Demon-child they whispered of him. But no, he was loving, mad with love. Too small, too short. Stunted legs. His head too big for his spindly shoulders. His strange waxy-pale moon-shaped face, almond eyes beautiful in shadowed sockets, small wet mouth perpetually sucking inward. As if to keep the bad words, words of filth and damnation, safely inside.
The sign of Satan coiled on his underjaw began to fade. Like his adolescent skin eruptions. Blood drawn gradually back into tissue, capillaries.
Not a demon-child but a pure good anxious loving child someone betrayed by squeezing him from her womb before he was ready.
Not a demon-child but for years he rode wild thunderous razor-hooved black stallions by night and by day. Furious galloping on sidewalks, in asphalt playgrounds. Through the school corridors trampling all in his way. Furious tearing hooves, froth-flecked nostrils, bared teeth. God’s wrath, the black stallion rearing, whinnying. I destroy all in my path. Beware!
Not a demon-child but he’d torched the school, rows of stores, woodframe houses in the neighborhood. How many times the smelly bed where Mama and Da hid from him. And no one knew.
This January morning bright and windy and he’s staring at the face floating in a mirror. Dirty mirror in a public lavatory, Trailways Bus Station. Where at last the demon has been released. For it is the New Year. The shifting of the Earth’s axis. For to be away from what is familiar, like walking on a sharp-slanted floor, allows something other in. Or the something other has been inside you all along and until now you do not know.
In his right eyeball a speck of dirt? dust? blood?
Scared, he kn
ows right away. Knows even before he sees: sign of Satan. In the yellowish-white of his eyeball. Not the coiled little snake but the five-sided star: pentagram.
He knows, he’s been warned. Five-sided star: pentagram.
It’s there, in his eye. Tries to rub it out with his fist.
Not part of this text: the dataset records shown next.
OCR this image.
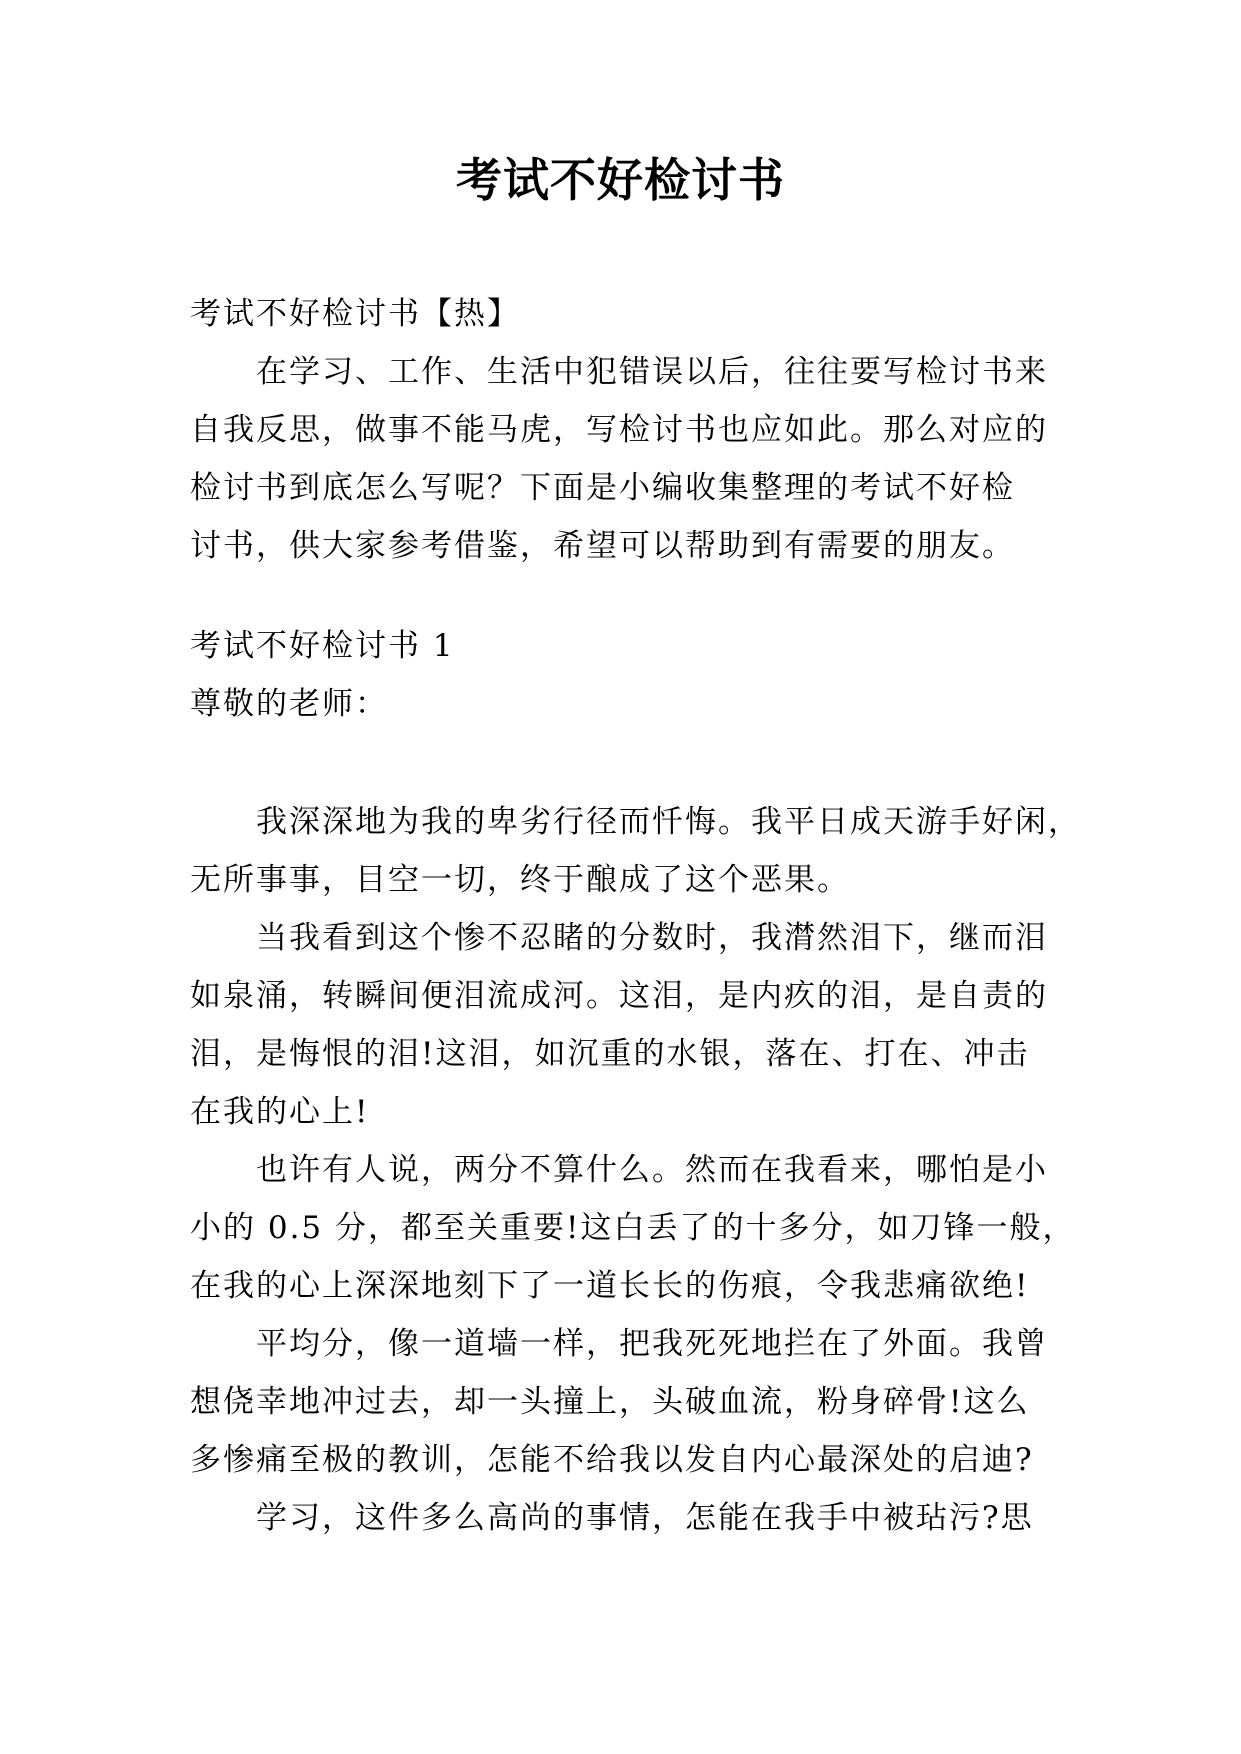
考试不好检讨书
考试不好检讨书【热】
在学习、工作、生活中犯错误以后，往往要写检讨书来
自我反思，做事不能马虎，写检讨书也应如此。那么对应的
检讨书到底怎么写呢？下面是小编收集整理的考试不好检
讨书，供大家参考借鉴，希望可以帮助到有需要的朋友。
考试不好检讨书 1
尊敬的老师：
我深深地为我的卑劣行径而忏悔。我平日成天游手好闲，
无所事事，目空一切，终于酿成了这个恶果。
当我看到这个惨不忍睹的分数时，我潸然泪下，继而泪
如泉涌，转瞬间便泪流成河。这泪，是内疚的泪，是自责的
泪，是悔恨的泪!这泪，如沉重的水银，落在、打在、冲击
在我的心上!
也许有人说，两分不算什么。然而在我看来，哪怕是小
小的 0.5 分，都至关重要!这白丢了的十多分，如刀锋一般，
在我的心上深深地刻下了一道长长的伤痕，令我悲痛欲绝!
平均分，像一道墙一样，把我死死地拦在了外面。我曾
想侥幸地冲过去，却一头撞上，头破血流，粉身碎骨!这么
多惨痛至极的教训，怎能不给我以发自内心最深处的启迪?
学习，这件多么高尚的事情，怎能在我手中被玷污?思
Backs away terrified and gagging and he’s running out of the fluorescent-bright lavatory and through the bus station where eyes trail after him curious, bemused, pitying, annoyed. He’s a familiar sight here though no one knows his name. Runs home, about three miles. His mother knows there’s trouble, has he lied about taking his medicine? hiding the pill under his tongue? Yes but God knows you can’t oversee every minute with one like him. Yes but your love wears thin like the lead backing of a cheap mirror corroding the glass. Yes but you have prayed, you have prayed and prayed and cursed the words echoing not upward to God but downward as in an empty well.
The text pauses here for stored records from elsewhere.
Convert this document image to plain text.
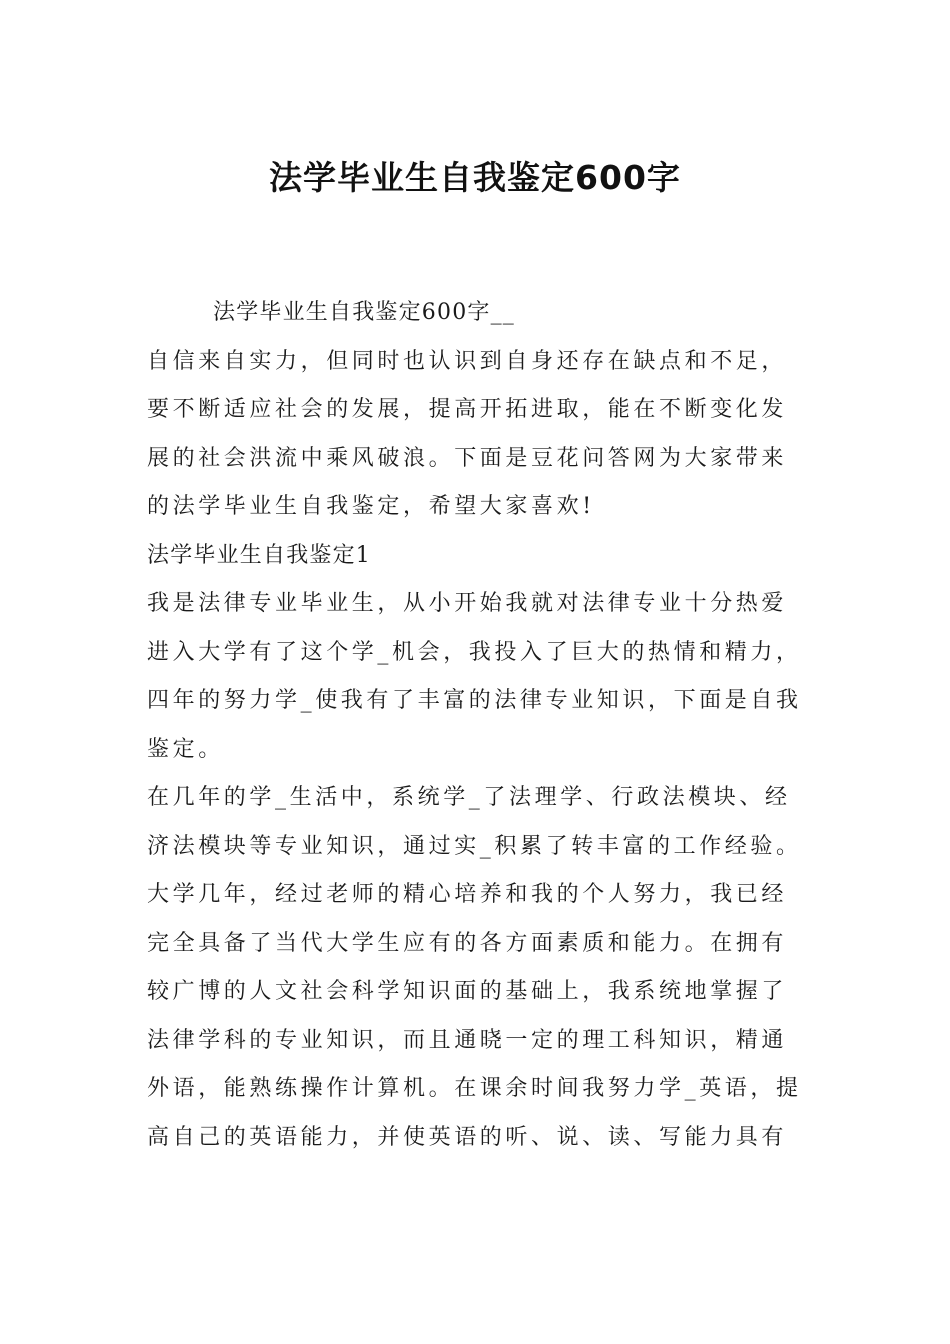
法学毕业生自我鉴定600字
法学毕业生自我鉴定600字__
自信来自实力，但同时也认识到自身还存在缺点和不足，
要不断适应社会的发展，提高开拓进取，能在不断变化发
展的社会洪流中乘风破浪。下面是豆花问答网为大家带来
的法学毕业生自我鉴定，希望大家喜欢!
法学毕业生自我鉴定1
我是法律专业毕业生，从小开始我就对法律专业十分热爱
进入大学有了这个学_机会，我投入了巨大的热情和精力，
四年的努力学_使我有了丰富的法律专业知识，下面是自我
鉴定。
在几年的学_生活中，系统学_了法理学、行政法模块、经
济法模块等专业知识，通过实_积累了转丰富的工作经验。
大学几年，经过老师的精心培养和我的个人努力，我已经
完全具备了当代大学生应有的各方面素质和能力。在拥有
较广博的人文社会科学知识面的基础上，我系统地掌握了
法律学科的专业知识，而且通晓一定的理工科知识，精通
外语，能熟练操作计算机。在课余时间我努力学_英语，提
高自己的英语能力，并使英语的听、说、读、写能力具有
Twenty-six years old, shaved head glinting blue. Luminous shining eyes women in the street call beautiful. In the neighborhood he’s known by his first name. Sweet guy but strange, excitable. A habit of twitching his shoulders like he’s shrugging free of somebody’s grip.
Fast as you run somebody runs faster!
In the house that’s a semi-detached rowhouse on Mill Street he’s not listening to his angry mother asking why is he home so early, has a job in a building supply yard so why isn’t he there? Pushes past the old woman and into the bathroom, shuts the door and there in the mirror oh God it’s there: the five-sided star, pentagram. Sign of Satan. Embedded deep in his right eyeball, just below the dilated iris.
No! No! God help!
Goes wild, rubs with both fists, pokes with fingers. He’s weeping, shouting. Beats at himself, fists and nails. His sister now pounding on the door what is it? what’s wrong? and Mama’s voice loud and frightened. It’s happened, he thinks. His first clear thought. Happened. Like a stone sinking so calm. Because hasn’t he always known the prayers did no good, on your knees bowing your head inviting Jesus into your heart does no good. The sign of the demon would return, absorbed into his blood but must one day re-emerge.